September 1941: “Butcher” Heydrich becomes Nazi governor of Czech lands

Reinhard Heydrich

Senior Nazi Reinhard Heydrich became acting governor of Bohemia and Moravia on a symbolic date, 28th September – St. Wenceslas’ Day – 1941. As soon as he was installed he declared martial law and oversaw mass arrests, executions and deportations to Mauthausen and Auschwitz.

Heydrich, who was one of the architects of the Holocaust, earned the nickname the Butcher of Prague for the brutality of his approach to the position of “Reichsprotektor” of Bohemia and Moravia.

The Czech prime minister of the Protectorate, Alois Eliáš – who had been under surveillance over his contacts with the resistance – was arrested and later executed.

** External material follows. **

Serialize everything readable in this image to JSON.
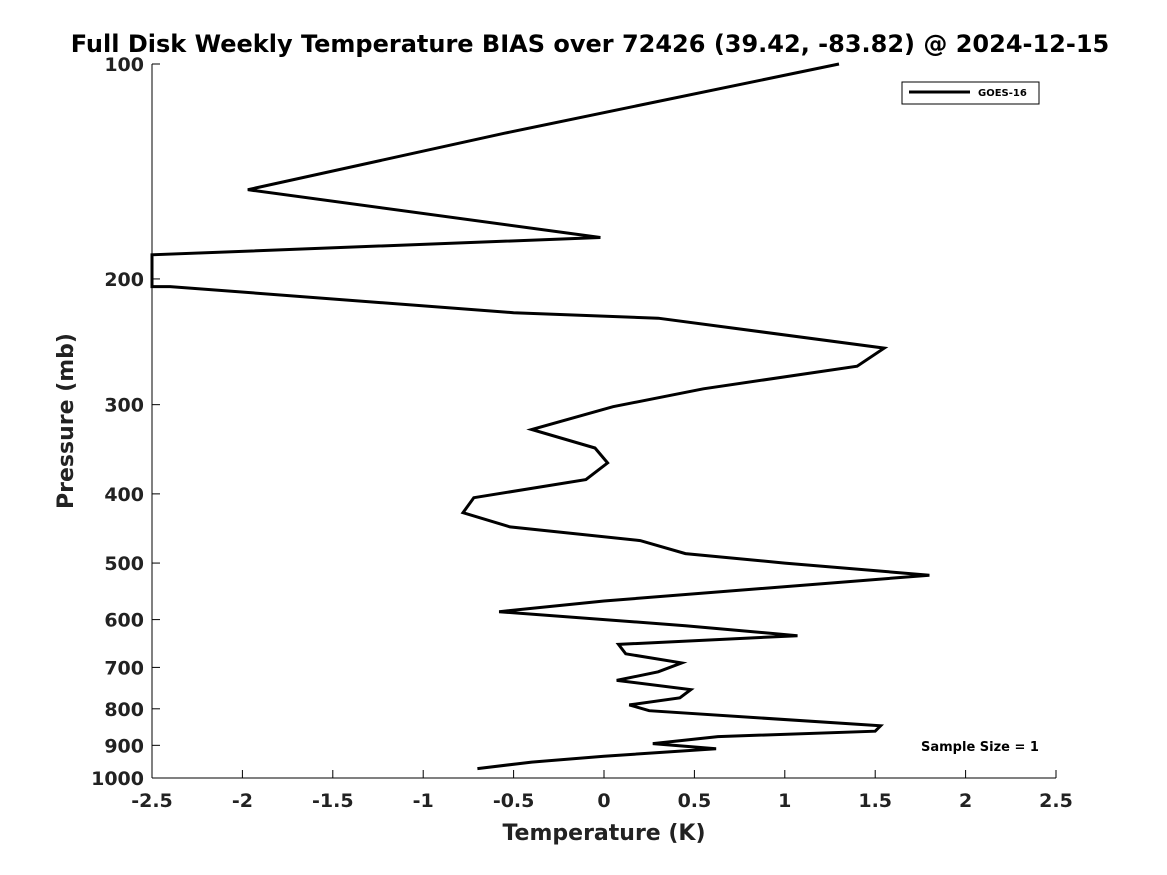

Heydrich's car after the assassination | Photo: Bundesarchiv,  Bild 146-1972-039-44,  Wikimedia Commons,  CC BY-SA 3.0

In Heydrich’s four-month period of martial law, 486 death sentences were handed down (including for minor transgressions that did not normally carry the death penalty). Over 2,100 Czechs ended up in concentration camps and the resistance was dispersed.

The Czechoslovak government in exile in London decided to have Heydrich killed by  specially trained airborne soldiers and the assassination took place on May 27, 1942.

He was the highest-ranking Nazi killed by the resistance. The daring operation led the Allies to declare the Munich Agreement invalid and again recognize Czechoslovakia’s pre-war borders.

However, those in Bohemia and Moravia paid a huge price. In retaliation for Heydrich's death, the Germans exterminated the villages of Lidice and Ležáky; in October 1942, 262 people were murdered in Mauthausen for helping the paratroopers who carried out the assassination.